Deb: I am a pillow flunffer from waaaaaaaaaaayyyyyyyyy back. Before a guest comes into our home, I am flunffing for all I am worth. Very little gives me such satisfaction as seeing the couch pillows, window pillows, seat pillows, bed pillows and throw pillows flunffed up like they are on steroids. Done correctly, these pillows should look like animated studies in plumped perfection! It is always the last thing I do in my day, this flunffing.
When I was younger and learning at the hands of Mum, queen of flunffers, I found myself to be a skilled and willing student. I was born to flunff. My Mum would tell me how wonderful the pillows looked after I had flunffed, but sometimes I would catch her out of the corner of my eye working the re-flumff.
She saw me catch her once and she said that she had accidently sat on it and it had flattened. I pretended I believed her. We weren’t kidding each other. Because, as a grown woman, I know now how damned important the flunff is! Guess I always have.
Means everything to the welcome guest. I only wish that all my guests could arrive together and stand in a line looking at the flumff in all its glory. Because each time a guest sits down, I die a little. The flunff is fleeting. However, I won’t lie to you. I am not above re-flunffing when they go to the washroom. I have decided that instead of chalking it up to neurotic behaviour, I am going to look at the re-flunffing as I service to my guests. I mean, come on, who doesn’t like a good flunffing.

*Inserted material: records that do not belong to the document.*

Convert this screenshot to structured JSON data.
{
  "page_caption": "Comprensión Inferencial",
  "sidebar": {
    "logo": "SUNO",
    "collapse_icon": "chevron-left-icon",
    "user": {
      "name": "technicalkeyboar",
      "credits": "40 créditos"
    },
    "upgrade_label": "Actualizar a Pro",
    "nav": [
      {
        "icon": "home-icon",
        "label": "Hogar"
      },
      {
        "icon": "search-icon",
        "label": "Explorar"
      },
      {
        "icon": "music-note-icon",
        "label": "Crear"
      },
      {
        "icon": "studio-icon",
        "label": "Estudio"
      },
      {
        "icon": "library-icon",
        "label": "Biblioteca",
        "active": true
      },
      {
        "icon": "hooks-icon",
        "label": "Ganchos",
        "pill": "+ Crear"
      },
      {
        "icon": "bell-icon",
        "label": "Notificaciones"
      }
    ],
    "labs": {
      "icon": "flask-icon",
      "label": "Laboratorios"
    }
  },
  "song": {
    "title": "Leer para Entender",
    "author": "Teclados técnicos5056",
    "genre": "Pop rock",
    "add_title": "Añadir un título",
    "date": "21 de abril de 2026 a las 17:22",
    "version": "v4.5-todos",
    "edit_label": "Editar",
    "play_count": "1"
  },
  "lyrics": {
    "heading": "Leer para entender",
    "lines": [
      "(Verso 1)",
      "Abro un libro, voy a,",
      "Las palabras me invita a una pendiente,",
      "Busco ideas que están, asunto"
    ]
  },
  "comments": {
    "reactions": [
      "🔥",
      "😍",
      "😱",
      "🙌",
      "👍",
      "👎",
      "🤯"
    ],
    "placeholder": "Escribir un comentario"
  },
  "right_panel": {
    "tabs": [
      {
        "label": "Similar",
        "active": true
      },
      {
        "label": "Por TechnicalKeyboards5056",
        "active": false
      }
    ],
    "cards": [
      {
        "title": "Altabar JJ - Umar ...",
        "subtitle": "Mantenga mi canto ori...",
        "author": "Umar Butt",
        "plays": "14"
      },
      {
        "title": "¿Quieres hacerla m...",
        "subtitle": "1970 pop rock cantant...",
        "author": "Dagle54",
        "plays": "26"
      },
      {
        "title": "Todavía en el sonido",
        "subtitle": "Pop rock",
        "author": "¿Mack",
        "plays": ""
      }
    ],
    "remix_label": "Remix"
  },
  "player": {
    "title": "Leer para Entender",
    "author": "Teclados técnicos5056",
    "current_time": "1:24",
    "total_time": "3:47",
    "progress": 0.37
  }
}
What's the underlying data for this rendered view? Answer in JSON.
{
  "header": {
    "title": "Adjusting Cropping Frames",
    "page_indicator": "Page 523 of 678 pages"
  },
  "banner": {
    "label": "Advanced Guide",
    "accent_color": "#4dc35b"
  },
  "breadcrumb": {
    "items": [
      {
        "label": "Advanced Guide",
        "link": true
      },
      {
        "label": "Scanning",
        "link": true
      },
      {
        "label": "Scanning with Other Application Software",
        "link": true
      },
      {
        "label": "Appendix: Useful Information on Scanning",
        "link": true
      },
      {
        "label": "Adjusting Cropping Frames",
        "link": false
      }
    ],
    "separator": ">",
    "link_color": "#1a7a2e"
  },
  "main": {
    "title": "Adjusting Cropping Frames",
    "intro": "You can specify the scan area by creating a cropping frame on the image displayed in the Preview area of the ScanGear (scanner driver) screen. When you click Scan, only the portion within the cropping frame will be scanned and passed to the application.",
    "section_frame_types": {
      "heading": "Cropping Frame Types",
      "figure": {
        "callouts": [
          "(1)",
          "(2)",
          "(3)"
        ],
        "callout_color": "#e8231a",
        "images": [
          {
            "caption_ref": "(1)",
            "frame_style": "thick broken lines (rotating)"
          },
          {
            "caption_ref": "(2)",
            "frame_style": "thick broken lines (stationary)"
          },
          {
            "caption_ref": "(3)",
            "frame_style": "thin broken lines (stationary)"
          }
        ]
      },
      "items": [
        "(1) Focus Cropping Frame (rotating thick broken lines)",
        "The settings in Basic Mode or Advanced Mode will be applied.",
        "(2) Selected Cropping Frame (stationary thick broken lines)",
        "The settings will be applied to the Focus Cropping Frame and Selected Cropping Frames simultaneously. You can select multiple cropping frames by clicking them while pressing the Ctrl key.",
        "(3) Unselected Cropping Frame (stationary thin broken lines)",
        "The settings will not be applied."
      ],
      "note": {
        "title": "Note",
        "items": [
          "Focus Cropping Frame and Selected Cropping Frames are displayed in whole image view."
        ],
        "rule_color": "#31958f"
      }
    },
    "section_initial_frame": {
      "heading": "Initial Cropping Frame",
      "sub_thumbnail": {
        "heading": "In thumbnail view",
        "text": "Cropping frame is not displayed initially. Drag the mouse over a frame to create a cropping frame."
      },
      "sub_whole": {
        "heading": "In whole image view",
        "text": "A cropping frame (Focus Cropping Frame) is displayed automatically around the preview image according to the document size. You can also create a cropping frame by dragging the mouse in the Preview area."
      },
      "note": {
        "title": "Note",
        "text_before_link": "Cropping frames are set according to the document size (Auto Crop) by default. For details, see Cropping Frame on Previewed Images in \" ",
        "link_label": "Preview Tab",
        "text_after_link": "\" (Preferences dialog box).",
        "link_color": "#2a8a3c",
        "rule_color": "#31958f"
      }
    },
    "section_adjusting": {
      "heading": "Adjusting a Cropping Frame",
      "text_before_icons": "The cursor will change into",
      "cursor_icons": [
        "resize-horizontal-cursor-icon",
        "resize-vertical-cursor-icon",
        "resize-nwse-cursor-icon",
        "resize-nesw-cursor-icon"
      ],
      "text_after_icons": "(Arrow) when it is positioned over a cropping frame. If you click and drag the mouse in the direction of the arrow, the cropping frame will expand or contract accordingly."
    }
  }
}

Barbara: I have to say, Deb, that when it comes to this subject, I know flunff-all.
No, my pillows wallow, unnoticed and flat, in the corners of my sofas and chairs. I don’t think I even acknowledge them if not for the scrunching they get when I need one tucked under an arm to read or sometimes in front of the TV under a sleepy head.
I wonder if my pillows resent me for it … After all, if they lived at Deb’s house (and let me confirm her pillows are resplendent and gloriously flunffed, masterpieces of the genre), they’d be fondled and caressed and stroked to pillowy satisfaction. I’m sure if they knew, my pillows would elbow me unceremoniously and say, “I’ll have what they’re having.”
But I must confess, I don’t care enough about it. Maybe I should blame my mother for not schooling me in the ways of the flunff. Maybe my children will blame me for not setting a good example.
All kidding aside, I must confess I’ve lost interest in the whole home décor thing. Yup, let me say it can happen. You can be a hard-core decorator all your adult life and then one day your passionate desire for new paint chips and lampshades and silk drapes can just fritter away, leaving you bored and indifferent. It’s not just your pillows that won’t be able to remember the last time they were flunffed. Should I worry about my low flunff-drive??? Do they make a pill for that?